Cuno: Das Thema Liebe findet man in volkstümlichen Erzählungen, die um die Jahrhundertwende veröffentlicht wurden. Natürlich ist Liebe auch ein großes Thema in Filmen und später in Seifenopern (arab. Musalsilat). Aber sie sind ebenso wenig ein Abbild der Wirklichkeit wie die Romane von Jane Austen. Im Gegenteil: Dramen entspringen der Realität gesellschaftlicher Konventionen und familiärer Erwartungen, die Liebesbeziehungen erschweren. 

Die Wissenschaft und meine persönlichen, nicht-wissenschaftlichen Beobachtungen deuten darauf hin, dass sich die Ägypter am Ende des 20. Jahrhunderts immer noch auf Familie und Freunde verlassen, wenn es darum geht, einen geeigneten Ehepartner zu finden. Die Familien bleiben daran beteiligt. 
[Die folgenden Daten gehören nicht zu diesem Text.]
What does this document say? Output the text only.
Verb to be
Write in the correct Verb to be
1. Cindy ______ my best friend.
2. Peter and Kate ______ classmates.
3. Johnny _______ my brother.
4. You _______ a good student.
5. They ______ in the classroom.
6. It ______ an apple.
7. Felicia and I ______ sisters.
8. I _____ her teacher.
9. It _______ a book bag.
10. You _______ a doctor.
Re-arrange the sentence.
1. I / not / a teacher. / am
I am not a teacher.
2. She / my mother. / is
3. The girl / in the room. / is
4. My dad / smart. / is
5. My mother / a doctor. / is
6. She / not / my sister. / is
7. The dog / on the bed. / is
Familien haben ein großes Interesse daran, dass ihre Kinder erfolgreich heiraten. Nicht nur wegen des Glücks ihrer Kinder, sondern auch wegen der weitreichenden finanziellen Folgen einer Scheidung. Familien sind an den Heiratsverhandlungen beteiligt, da mit der Eheschließung oft erhebliche Vermögenswerte übertragen werden. 
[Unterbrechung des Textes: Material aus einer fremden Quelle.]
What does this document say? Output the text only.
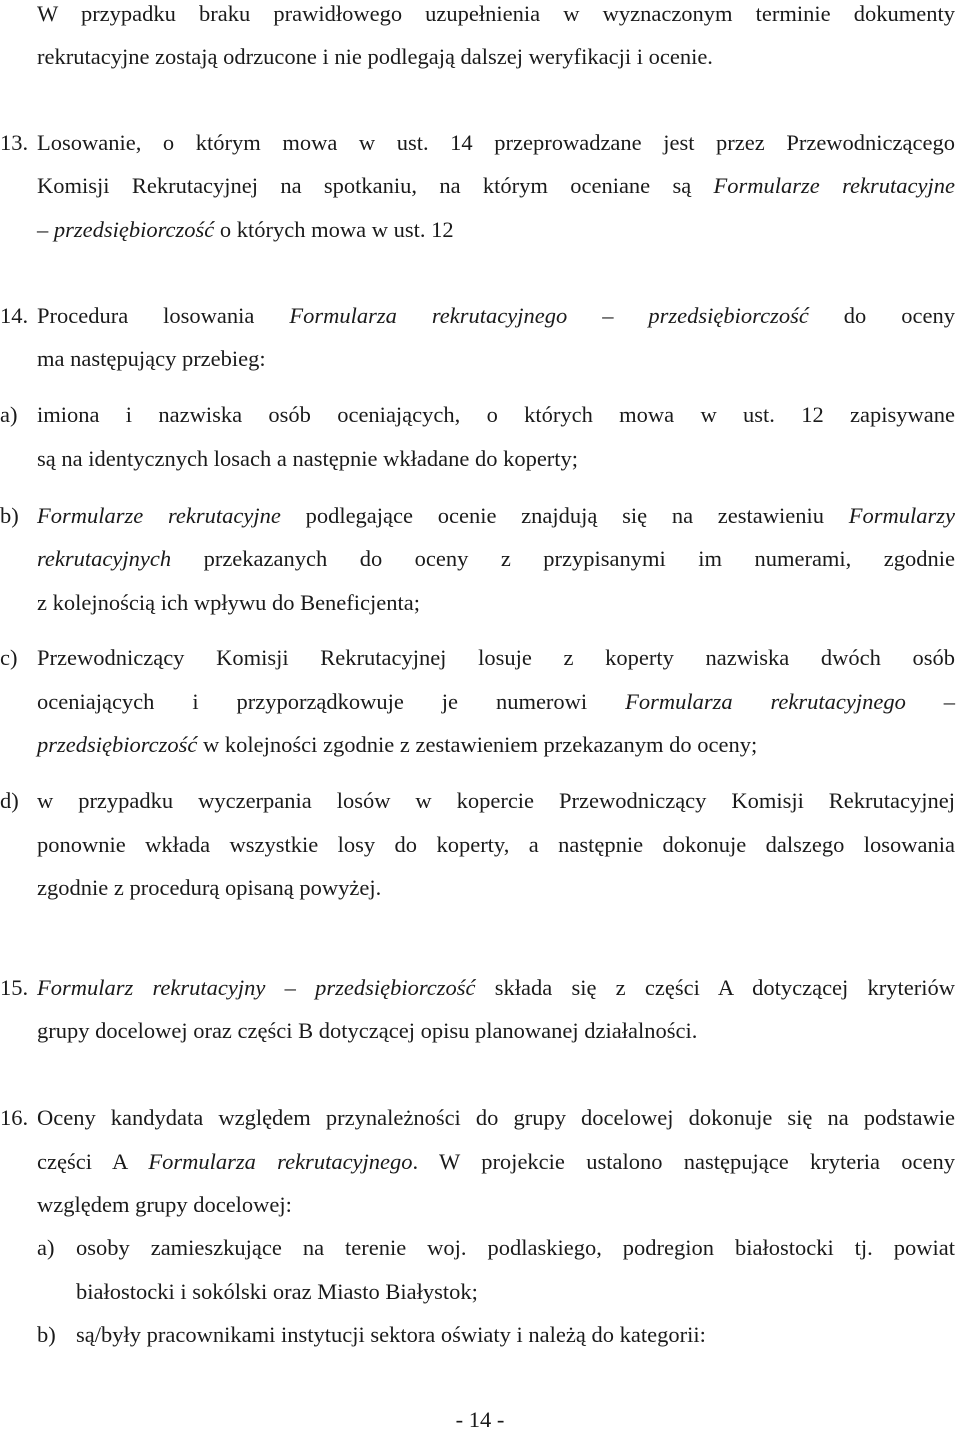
W przypadku braku prawidłowego uzupełnienia w wyznaczonym terminie dokumenty
rekrutacyjne zostają odrzucone i nie podlegają dalszej weryfikacji i ocenie.
13. Losowanie, o którym mowa w ust. 14 przeprowadzane jest przez Przewodniczącego
Komisji Rekrutacyjnej na spotkaniu, na którym oceniane są Formularze rekrutacyjne
– przedsiębiorczość o których mowa w ust. 12
14. Procedura losowania Formularza rekrutacyjnego – przedsiębiorczość do oceny
ma następujący przebieg:
a) imiona i nazwiska osób oceniających, o których mowa w ust. 12 zapisywane
są na identycznych losach a następnie wkładane do koperty;
b) Formularze rekrutacyjne podlegające ocenie znajdują się na zestawieniu Formularzy
rekrutacyjnych przekazanych do oceny z przypisanymi im numerami, zgodnie
z kolejnością ich wpływu do Beneficjenta;
c) Przewodniczący Komisji Rekrutacyjnej losuje z koperty nazwiska dwóch osób
oceniających i przyporządkowuje je numerowi Formularza rekrutacyjnego –
przedsiębiorczość w kolejności zgodnie z zestawieniem przekazanym do oceny;
d) w przypadku wyczerpania losów w kopercie Przewodniczący Komisji Rekrutacyjnej
ponownie wkłada wszystkie losy do koperty, a następnie dokonuje dalszego losowania
zgodnie z procedurą opisaną powyżej.
15. Formularz rekrutacyjny – przedsiębiorczość składa się z części A dotyczącej kryteriów
grupy docelowej oraz części B dotyczącej opisu planowanej działalności.
16. Oceny kandydata względem przynależności do grupy docelowej dokonuje się na podstawie
części A Formularza rekrutacyjnego. W projekcie ustalono następujące kryteria oceny
względem grupy docelowej:
a) osoby zamieszkujące na terenie woj. podlaskiego, podregion białostocki tj. powiat
białostocki i sokólski oraz Miasto Białystok;
b) są/były pracownikami instytucji sektora oświaty i należą do kategorii:
- 14 -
Deshalb waren und sind die Menschen so verärgert über das Phänomen der heimlichen "islamischen" Eheschließung (arab. nikāḥ), die nach Maßgabe der Scharia geschlossenen wird. Die Vorstellung, dass die Familie bei der Wahl des Ehepartners eines Kindes einbezogen werden sollte, ist nach wie vor weit verbreitet. Man geht davon aus, dass sich Liebe und Hingabe im Laufe der Beziehung entwickeln. 

Das Interview führte Mohamad Alrabiuo.